Es stürzt, es lacht, das Bleichgesicht. Spektakulär und scharf kommen die afrikanisch anmutenden Rhythmusschleifen daher, die der Düsseldorfer Stefan Schwander bei seinem neuem Projekt Harmonious Thelonious in den Mittelpunkt stellt. Als monotheistische Zentralgestirne füllen sie ganz und gar den Klangraum, werden zum massiven Dancefloorkuriosum, sparsam durch elektronischen Beat und kleine Gimmicks unterfüttert.

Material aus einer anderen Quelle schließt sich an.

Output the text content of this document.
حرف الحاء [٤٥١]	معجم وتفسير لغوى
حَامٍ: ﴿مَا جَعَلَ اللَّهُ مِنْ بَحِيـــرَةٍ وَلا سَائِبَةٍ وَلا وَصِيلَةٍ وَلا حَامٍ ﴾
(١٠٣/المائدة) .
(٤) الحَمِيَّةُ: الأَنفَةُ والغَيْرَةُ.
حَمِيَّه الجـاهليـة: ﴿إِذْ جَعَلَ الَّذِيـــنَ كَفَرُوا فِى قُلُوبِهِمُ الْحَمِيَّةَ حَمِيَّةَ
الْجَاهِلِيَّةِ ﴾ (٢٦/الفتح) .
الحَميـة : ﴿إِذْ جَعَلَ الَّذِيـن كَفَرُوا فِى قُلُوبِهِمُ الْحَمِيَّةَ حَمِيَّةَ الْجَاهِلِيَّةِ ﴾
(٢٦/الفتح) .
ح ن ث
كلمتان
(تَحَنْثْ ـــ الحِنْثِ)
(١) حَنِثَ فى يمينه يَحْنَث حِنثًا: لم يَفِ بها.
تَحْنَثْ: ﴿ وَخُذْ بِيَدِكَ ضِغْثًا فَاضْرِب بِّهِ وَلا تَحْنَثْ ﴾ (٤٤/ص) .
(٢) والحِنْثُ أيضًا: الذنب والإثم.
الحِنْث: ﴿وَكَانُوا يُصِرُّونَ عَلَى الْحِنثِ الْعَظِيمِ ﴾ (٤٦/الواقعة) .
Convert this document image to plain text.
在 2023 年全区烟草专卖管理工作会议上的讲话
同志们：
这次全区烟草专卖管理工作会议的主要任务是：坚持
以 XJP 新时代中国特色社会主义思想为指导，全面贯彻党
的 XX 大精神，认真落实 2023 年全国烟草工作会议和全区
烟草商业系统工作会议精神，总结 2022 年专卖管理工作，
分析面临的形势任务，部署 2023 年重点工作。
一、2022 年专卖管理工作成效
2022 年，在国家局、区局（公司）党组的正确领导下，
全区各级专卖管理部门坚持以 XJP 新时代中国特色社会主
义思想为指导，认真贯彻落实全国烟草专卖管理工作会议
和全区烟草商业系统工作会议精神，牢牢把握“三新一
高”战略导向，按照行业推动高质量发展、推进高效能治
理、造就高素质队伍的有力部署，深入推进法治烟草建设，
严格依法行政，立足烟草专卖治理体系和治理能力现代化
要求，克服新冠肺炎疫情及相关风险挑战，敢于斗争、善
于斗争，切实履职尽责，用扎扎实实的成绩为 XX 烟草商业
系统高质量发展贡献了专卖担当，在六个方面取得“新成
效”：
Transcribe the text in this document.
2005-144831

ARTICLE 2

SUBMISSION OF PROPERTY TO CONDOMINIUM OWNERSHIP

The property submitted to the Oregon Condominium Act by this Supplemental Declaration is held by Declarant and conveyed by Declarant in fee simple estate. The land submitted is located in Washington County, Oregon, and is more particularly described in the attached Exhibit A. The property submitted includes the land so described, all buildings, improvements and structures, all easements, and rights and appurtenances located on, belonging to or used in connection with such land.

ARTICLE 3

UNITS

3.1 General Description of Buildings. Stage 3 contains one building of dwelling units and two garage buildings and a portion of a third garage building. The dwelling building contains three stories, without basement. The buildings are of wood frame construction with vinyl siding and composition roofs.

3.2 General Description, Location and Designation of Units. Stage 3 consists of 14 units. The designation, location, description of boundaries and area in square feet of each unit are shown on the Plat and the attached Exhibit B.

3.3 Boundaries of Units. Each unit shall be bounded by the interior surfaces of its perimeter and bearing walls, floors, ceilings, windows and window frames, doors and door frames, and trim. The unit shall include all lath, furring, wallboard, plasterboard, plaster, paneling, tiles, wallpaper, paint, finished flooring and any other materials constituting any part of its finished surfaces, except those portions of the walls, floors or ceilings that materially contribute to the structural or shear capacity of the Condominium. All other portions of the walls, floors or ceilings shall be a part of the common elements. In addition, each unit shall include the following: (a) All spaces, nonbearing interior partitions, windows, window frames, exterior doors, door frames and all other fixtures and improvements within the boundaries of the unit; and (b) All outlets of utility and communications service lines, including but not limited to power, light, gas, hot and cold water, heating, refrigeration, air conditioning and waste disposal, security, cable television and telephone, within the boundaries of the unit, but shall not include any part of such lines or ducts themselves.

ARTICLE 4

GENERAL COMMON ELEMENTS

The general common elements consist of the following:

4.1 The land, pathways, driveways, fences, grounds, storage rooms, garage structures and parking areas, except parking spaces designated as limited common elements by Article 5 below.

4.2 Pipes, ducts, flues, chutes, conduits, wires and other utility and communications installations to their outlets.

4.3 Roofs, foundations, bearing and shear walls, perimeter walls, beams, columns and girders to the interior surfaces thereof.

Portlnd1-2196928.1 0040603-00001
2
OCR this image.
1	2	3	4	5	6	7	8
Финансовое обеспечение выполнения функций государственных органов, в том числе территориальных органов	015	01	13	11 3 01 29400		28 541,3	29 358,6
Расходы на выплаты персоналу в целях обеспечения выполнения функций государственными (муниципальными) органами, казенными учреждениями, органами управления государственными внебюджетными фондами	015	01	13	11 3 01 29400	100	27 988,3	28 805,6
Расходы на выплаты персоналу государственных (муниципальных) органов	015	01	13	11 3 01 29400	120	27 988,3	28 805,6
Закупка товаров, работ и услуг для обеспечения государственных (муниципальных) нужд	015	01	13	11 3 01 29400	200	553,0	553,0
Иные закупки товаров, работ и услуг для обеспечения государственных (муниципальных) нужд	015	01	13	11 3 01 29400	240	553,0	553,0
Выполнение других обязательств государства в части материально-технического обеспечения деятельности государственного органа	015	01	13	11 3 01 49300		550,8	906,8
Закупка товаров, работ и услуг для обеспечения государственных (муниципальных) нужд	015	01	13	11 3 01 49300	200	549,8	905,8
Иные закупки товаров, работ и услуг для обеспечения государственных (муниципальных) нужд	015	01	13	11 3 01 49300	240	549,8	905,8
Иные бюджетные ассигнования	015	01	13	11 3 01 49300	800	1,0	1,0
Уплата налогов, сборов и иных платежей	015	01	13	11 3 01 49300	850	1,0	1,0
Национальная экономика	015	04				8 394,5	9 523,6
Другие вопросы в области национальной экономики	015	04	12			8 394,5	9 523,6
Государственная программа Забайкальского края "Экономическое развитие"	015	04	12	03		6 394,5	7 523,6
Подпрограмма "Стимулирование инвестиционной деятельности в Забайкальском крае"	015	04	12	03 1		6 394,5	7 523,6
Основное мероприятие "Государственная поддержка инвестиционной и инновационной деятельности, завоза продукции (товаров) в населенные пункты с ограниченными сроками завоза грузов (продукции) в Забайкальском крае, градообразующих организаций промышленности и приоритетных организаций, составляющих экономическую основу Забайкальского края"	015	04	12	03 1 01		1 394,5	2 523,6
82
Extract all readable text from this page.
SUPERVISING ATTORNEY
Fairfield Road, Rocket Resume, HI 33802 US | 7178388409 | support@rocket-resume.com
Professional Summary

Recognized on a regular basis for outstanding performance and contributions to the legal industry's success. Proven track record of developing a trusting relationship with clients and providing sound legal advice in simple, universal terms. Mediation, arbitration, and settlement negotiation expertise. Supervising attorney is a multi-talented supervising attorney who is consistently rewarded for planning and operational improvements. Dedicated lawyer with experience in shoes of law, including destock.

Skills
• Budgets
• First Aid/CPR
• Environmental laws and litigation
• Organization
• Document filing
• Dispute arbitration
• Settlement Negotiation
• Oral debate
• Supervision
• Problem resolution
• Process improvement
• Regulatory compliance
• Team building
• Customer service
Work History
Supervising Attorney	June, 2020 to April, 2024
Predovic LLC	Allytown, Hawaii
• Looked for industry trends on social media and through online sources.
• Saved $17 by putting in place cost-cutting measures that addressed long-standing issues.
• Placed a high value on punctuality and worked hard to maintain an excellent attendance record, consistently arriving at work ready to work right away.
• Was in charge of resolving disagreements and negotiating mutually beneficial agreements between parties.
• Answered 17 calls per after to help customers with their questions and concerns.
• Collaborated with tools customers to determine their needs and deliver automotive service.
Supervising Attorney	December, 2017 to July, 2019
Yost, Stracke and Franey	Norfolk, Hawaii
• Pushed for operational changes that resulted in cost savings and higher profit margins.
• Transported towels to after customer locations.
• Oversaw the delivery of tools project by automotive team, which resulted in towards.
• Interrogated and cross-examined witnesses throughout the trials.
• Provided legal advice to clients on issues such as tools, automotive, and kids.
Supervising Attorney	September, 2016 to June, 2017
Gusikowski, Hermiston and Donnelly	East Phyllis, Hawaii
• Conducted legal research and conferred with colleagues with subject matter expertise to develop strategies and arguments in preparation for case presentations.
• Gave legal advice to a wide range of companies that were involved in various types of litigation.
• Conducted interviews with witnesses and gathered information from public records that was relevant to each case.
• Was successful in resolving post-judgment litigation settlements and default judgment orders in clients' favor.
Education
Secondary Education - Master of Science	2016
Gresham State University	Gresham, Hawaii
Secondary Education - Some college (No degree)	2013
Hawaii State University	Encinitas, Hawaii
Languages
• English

Die Kombination von Loop und Maschinenbeat ist gut austariert. Erstere haben immer die Oberhand. Scheinbar unermüdlich und ohne Variation klopfen sich die Trommelweisen fort und fort. Manchmal erscheinen Minimal Music zitierende tonale Figuren als lindernde Salbe. Glockiges trifft auf Polterndes. Doch das geschieht, um sogleich die Attraktionen eines massiven Trommelloops noch knochiger zu entfalten. Warum ist da eigentlich vorher noch niemand drauf gekommen? Mit „Talking“ stellt Harmonious Thelonious“ ein ebenso einfaches wie suggestives Dance-Konzept vor, das sein um Trance heischendes Publikum in den Clubs zu Recht finden wird. Dennoch, dem Album hätte etwas dynamische Variation gut getan.
“Talking” ist im Oktober 2010 bei Italic erschienen.